Cindy R. Lobel, an urban historian who did pathbreaking research on the economic and social elements of life in 19th-century New York through the lens of food and eating, died on Oct. 2 in Manhattan. She was 48.
Her death, at Memorial Sloan Kettering Cancer Center, was caused by breast cancer, her husband, Peter Kafka, said. She taught history for the City University of New York at its Graduate Center and at its Lehman College campus in the Bronx.
By 2003, when Professor Lobel earned her doctoral degree in history from the City University, culinarily inventive and locally sourced delicacies had become an American obsession. Bookstore shelves were filling with popular treatises on the culture of food and eating. But few historians had researched the subject from an academic standpoint.
About a decade later, she published her doctoral dissertation, “Urban Appetites: Food and Culture in Nineteenth-Century New York” (2014), which examined the way technology, consumerism, infrastructure, class, race, gender, public policy and the market influenced what, where and how New Yorkers ate in the 1800s.

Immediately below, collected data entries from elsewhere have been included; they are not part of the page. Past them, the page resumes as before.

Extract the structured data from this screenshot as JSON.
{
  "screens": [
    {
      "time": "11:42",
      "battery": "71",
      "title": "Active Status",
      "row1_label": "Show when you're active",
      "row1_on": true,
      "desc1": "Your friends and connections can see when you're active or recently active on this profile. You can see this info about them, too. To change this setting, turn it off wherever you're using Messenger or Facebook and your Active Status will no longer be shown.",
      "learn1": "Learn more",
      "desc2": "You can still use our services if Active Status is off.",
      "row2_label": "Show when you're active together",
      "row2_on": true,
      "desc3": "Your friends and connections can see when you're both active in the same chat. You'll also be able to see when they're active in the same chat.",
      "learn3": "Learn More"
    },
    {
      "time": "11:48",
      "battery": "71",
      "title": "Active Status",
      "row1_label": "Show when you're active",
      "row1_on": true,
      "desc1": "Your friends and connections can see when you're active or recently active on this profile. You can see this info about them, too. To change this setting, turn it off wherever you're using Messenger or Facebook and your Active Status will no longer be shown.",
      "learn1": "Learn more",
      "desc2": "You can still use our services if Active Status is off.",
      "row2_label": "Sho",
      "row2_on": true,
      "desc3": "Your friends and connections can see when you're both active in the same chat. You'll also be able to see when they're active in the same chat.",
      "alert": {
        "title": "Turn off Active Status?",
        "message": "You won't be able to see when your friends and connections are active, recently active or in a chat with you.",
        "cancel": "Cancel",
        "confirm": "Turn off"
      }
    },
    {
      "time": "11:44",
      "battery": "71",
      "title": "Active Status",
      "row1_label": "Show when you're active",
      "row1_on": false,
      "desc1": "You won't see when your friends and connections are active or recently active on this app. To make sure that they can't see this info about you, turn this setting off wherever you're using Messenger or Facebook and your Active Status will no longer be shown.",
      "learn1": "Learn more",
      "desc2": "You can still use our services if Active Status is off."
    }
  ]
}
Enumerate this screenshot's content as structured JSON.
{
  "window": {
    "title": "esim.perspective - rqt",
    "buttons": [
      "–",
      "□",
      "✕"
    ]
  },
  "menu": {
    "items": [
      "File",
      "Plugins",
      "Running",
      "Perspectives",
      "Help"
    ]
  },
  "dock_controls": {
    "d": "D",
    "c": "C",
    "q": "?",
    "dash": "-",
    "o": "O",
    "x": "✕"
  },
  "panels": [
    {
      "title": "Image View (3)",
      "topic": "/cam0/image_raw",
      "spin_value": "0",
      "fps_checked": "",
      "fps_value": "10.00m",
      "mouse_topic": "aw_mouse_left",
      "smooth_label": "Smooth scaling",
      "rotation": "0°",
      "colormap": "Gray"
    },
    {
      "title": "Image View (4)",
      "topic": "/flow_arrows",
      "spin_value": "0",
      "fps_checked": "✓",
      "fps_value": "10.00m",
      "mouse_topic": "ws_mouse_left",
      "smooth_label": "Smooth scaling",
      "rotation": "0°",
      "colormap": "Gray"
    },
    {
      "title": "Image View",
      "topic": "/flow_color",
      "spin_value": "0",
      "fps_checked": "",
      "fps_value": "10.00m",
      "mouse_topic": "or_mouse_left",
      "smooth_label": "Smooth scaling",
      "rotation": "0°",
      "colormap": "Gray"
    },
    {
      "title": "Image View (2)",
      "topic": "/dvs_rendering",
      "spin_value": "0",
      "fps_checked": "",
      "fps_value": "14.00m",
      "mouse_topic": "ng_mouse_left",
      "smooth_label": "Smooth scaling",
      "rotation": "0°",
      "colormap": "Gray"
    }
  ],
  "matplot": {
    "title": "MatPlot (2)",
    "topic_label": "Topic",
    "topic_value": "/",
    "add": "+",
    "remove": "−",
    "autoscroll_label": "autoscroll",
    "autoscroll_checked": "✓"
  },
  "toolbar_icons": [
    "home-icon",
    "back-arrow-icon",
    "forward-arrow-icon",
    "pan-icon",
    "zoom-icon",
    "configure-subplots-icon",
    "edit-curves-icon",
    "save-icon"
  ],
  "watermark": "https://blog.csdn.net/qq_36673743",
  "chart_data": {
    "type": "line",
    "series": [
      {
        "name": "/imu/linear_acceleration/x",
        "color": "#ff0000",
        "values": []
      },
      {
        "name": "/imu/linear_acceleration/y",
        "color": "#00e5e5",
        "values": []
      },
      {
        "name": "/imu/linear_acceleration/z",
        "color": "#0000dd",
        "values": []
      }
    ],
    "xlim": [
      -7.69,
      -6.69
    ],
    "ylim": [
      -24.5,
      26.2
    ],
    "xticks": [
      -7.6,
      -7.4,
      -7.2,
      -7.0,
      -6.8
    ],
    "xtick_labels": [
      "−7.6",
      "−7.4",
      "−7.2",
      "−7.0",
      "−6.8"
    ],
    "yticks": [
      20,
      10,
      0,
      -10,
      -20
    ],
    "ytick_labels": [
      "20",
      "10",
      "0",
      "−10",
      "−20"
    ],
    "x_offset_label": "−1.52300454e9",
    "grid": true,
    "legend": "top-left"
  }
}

“It was immediately recognized as a critically important book by academics,” said Carol Berkin, a professor of history for the City University at Baruch College and the Graduate Center.
Reviewing the book for The New York Times, Sam Roberts wrote, “In workmanlike prose, she uses food as a prism to explore social and cultural trends that, perhaps surprisingly, resonate in debates of today, which sometimes mistakenly suggest that ‘industrialization and agribusiness is new to this generation.’ ”
Among her observations on gender norms, Professor Lobel wrote that women willing to eat in restaurants three steps down from street level were once considered “of ill repute,” Professor Berkin said.
Megan Elias, the director of the Boston University gastronomy program, said, “Cindy was established as a historian who came to her research of food through her research of cities and by doing so, she helped legitimize the entire field of study.”
Professor Lobel’s book, “Urban Appetites,” was “immediately recognized as a critically important book by academics,” said the historian Carol Berkin.CreditSonny Figueroa/The New York Times
Her book earned the New York State Historical Association’s Dixon Ryan Fox Manuscript Prize in 2013 and the 2014 Herbert H. Lehman Prize for distinguished scholarship in New York history, awarded by the New York Academy of History.
Simply ordering a run-of-the-mill dessert with Professor Lobel could quickly turn into a lively history lesson, Mr. Kafka, a journalist, said.
“She could tell you about ice cream,” he said, “when it was introduced in New York, how technology made it possible to get refrigerated food to people of different social and economic class, whether it was traditionally enjoyed in public spaces, restaurants or homes.”
Professor Lobel also worked as a guide on food tours and helped create a walking tour on the history of Alexander Hamilton’s legacy in New York.
Cindy Renee Lobel was born on Oct. 1, 1970, in Philadelphia, the youngest of four girls, to Arthur and Kaaren (Spivak) Lobel.
After attending the private George School, in Newtown, Pa., she received an undergraduate degree in history from Tufts University in 1992.
Before joining Lehman College in 2005, she had one-year visiting assistant professor positions at Barnard College and Connecticut College in New London.
She learned she had cancer in 2017 and maintained a blog chronicling the day-to-day indignities, agonies, optimisms and dark amusements of living with the illness.
In addition to her husband, she is survived by her sons, Benjamin, 10, and Jonah, 8.
At her death, Professor Lobel was working on a book about the importance and prevalence of oysters in New York in the 1800s, with a focus on Thomas Downing, a well-to-do black man who was the city’s leading purveyor of oysters at the time. Friends and colleagues are hoping to finish her book.